Alternatively you can define the shell_#{dbadapter}
action if you prefer. Take a look at
the implementation for shell_postgres
to see how to do that. If you want to share that action
with others you may either submit a pull request to this project or create a separate gem to
add support for your database to sequel_tools
, which wouldn't require waiting for me to
approve your pull requests and you'd be able to maintain it independently.

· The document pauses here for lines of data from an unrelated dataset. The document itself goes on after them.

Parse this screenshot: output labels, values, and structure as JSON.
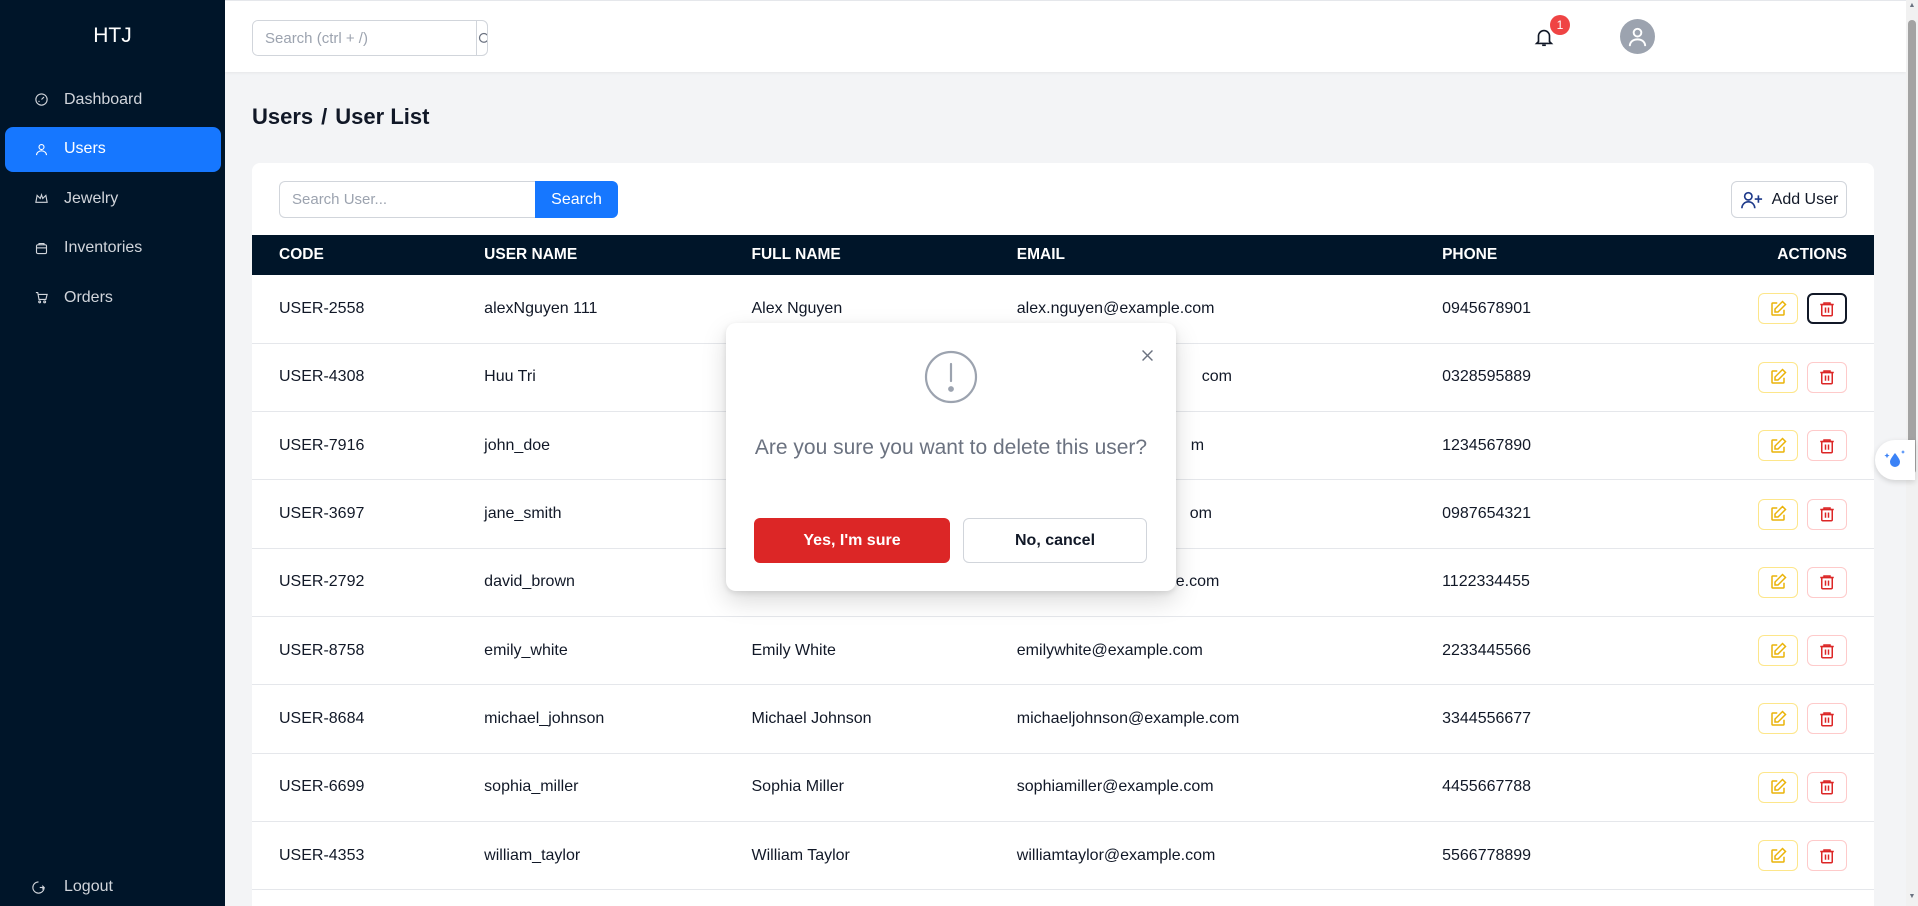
{
  "app": {
    "brand": "HTJ"
  },
  "sidebar": {
    "items": [
      {
        "label": "Dashboard",
        "icon": "dashboard-icon",
        "active": false
      },
      {
        "label": "Users",
        "icon": "user-icon",
        "active": true
      },
      {
        "label": "Jewelry",
        "icon": "jewelry-icon",
        "active": false
      },
      {
        "label": "Inventories",
        "icon": "inventory-icon",
        "active": false
      },
      {
        "label": "Orders",
        "icon": "cart-icon",
        "active": false
      }
    ],
    "logout_label": "Logout"
  },
  "header": {
    "search_placeholder": "Search (ctrl + /)",
    "notification_count": "1"
  },
  "page": {
    "breadcrumb_root": "Users",
    "breadcrumb_sep": "/",
    "breadcrumb_current": "User List"
  },
  "toolbar": {
    "search_placeholder": "Search User...",
    "search_label": "Search",
    "add_label": "Add User"
  },
  "table": {
    "headers": [
      "CODE",
      "USER NAME",
      "FULL NAME",
      "EMAIL",
      "PHONE",
      "ACTIONS"
    ],
    "rows": [
      {
        "code": "USER-2558",
        "username": "alexNguyen 111",
        "fullname": "Alex Nguyen",
        "email": "alex.nguyen@example.com",
        "phone": "0945678901"
      },
      {
        "code": "USER-4308",
        "username": "Huu Tri",
        "fullname": "",
        "email": "com",
        "phone": "0328595889"
      },
      {
        "code": "USER-7916",
        "username": "john_doe",
        "fullname": "",
        "email": "m",
        "phone": "1234567890"
      },
      {
        "code": "USER-3697",
        "username": "jane_smith",
        "fullname": "",
        "email": "om",
        "phone": "0987654321"
      },
      {
        "code": "USER-2792",
        "username": "david_brown",
        "fullname": "",
        "email": "e.com",
        "phone": "1122334455"
      },
      {
        "code": "USER-8758",
        "username": "emily_white",
        "fullname": "Emily White",
        "email": "emilywhite@example.com",
        "phone": "2233445566"
      },
      {
        "code": "USER-8684",
        "username": "michael_johnson",
        "fullname": "Michael Johnson",
        "email": "michaeljohnson@example.com",
        "phone": "3344556677"
      },
      {
        "code": "USER-6699",
        "username": "sophia_miller",
        "fullname": "Sophia Miller",
        "email": "sophiamiller@example.com",
        "phone": "4455667788"
      },
      {
        "code": "USER-4353",
        "username": "william_taylor",
        "fullname": "William Taylor",
        "email": "williamtaylor@example.com",
        "phone": "5566778899"
      }
    ]
  },
  "modal": {
    "message": "Are you sure you want to delete this user?",
    "confirm_label": "Yes, I'm sure",
    "cancel_label": "No, cancel"
  },
  "colors": {
    "sidebar_bg": "#001529",
    "accent": "#1677ff",
    "danger": "#dc2626",
    "edit": "#eab308"
  }
}
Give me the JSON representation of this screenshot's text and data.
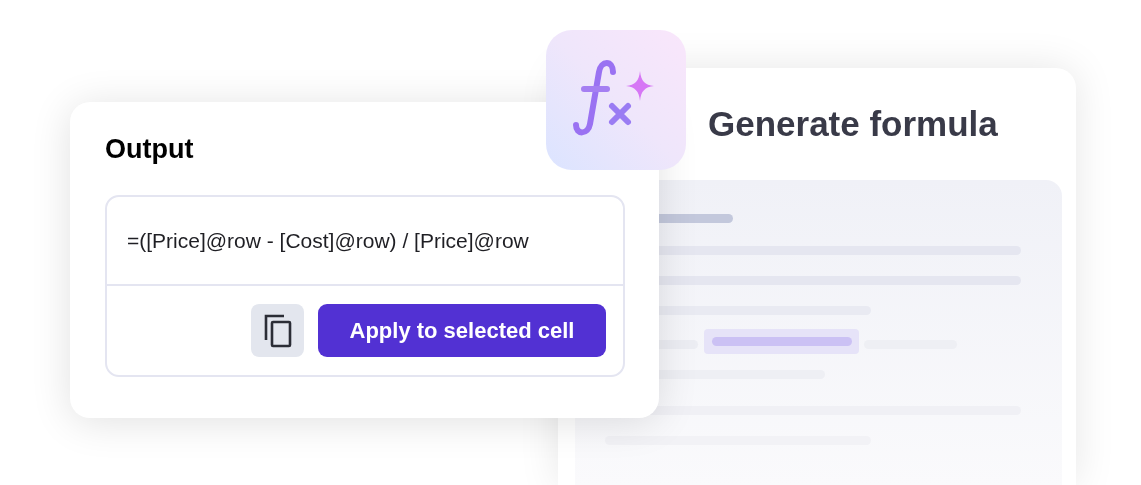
{
  "formula_panel": {
    "title": "Generate formula"
  },
  "output": {
    "title": "Output",
    "formula": "=([Price]@row - [Cost]@row) / [Price]@row",
    "apply_button": "Apply to selected cell"
  }
}
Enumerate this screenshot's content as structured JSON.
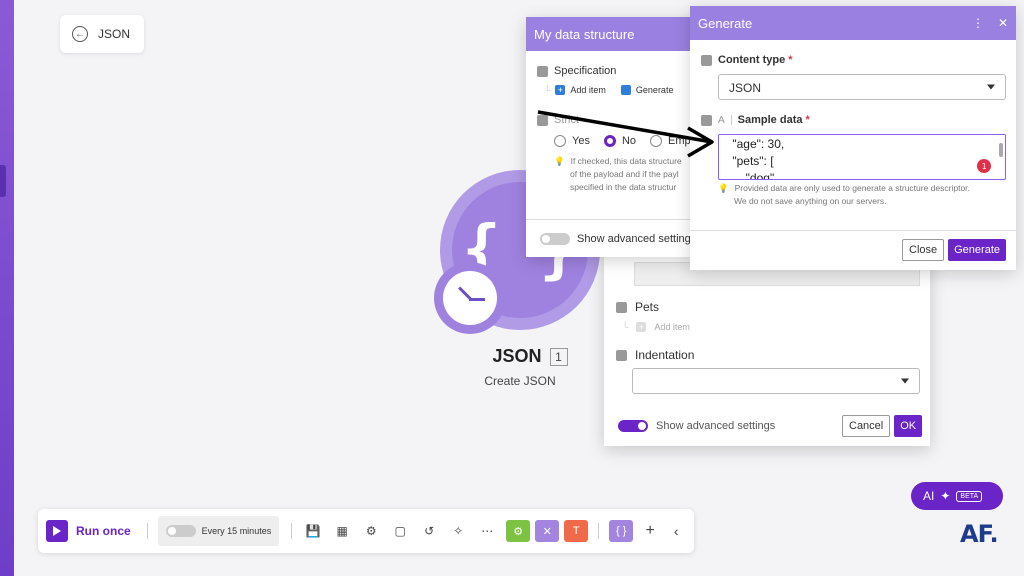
{
  "back": {
    "label": "JSON"
  },
  "module": {
    "icon_glyph": "{ }",
    "name": "JSON",
    "count": "1",
    "subtitle": "Create JSON"
  },
  "json_settings": {
    "pets_label": "Pets",
    "add_item_label": "Add item",
    "indentation_label": "Indentation",
    "indentation_value": "",
    "advanced_label": "Show advanced settings",
    "cancel_label": "Cancel",
    "ok_label": "OK"
  },
  "data_structure": {
    "title": "My data structure",
    "specification_label": "Specification",
    "add_item_label": "Add item",
    "generate_label": "Generate",
    "strict_label": "Strict",
    "radio_options": [
      "Yes",
      "No",
      "Empty"
    ],
    "radio_selected": "No",
    "help_lines": [
      "If checked, this data structure",
      "of the payload and if the payl",
      "specified in the data structur"
    ],
    "advanced_label": "Show advanced settings"
  },
  "generate_dialog": {
    "title": "Generate",
    "content_type_label": "Content type",
    "content_type_value": "JSON",
    "sample_data_label": "Sample data",
    "sample_lines": [
      "    \"age\": 30,",
      "    \"pets\": [",
      "        \"dog\""
    ],
    "error_count": "1",
    "note_lines": [
      "Provided data are only used to generate a structure descriptor.",
      "We do not save anything on our servers."
    ],
    "close_label": "Close",
    "generate_label": "Generate",
    "required_mark": "*"
  },
  "toolbar": {
    "run_label": "Run once",
    "schedule_label": "Every 15 minutes",
    "sq1_color": "#7dc243",
    "sq2_color": "#a385e0",
    "sq3_color": "#f06a4a",
    "sq4_color": "#a385e0"
  },
  "ai": {
    "label": "AI",
    "badge": "BETA"
  },
  "watermark": "AF."
}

The tests assume the database sequel_tools_test_pw
exists and can be only accessed using a
username and password. It also assumes a valid user/passwd is sequel_tools_user/secret
. The
database sequel_tools_test
is also required to exist and it should be possible to access it
using the trust
authentication method, without requiring a password. You may achieve that by
adding these lines to the start of your pg_hba.conf
:
host sequel_tools_test_pw all 127.0.0.1/32 md5
host sequel_tools_test all 127.0.0.1/32 trust
Then feel free to run the tests:
bundle exec rspec
The default strategy is a safe one, which uses Open3.capture3
to actually run
bundle exec rake ...
whenever we want to test the Rake integration and we do that many times
in the tests. Running bundle exec
is slow, so it adds a lot to the test suite total execution
time. Alternatively, although less robust, you may run the tests using a fork-rake approach,
which avoids calling bundle exec
each time we want to run a Rake task. Just define
the FORK_RAKE
environment variable:
FORK_RAKE=1 bundle exec rspec
In my environment this would complete the full suite in about half the time.
Bug reports and pull requests are welcome on GitHub at https://github.com/rosenfeld/sequel_tools.
The gem is available as open source under the terms of the MIT License.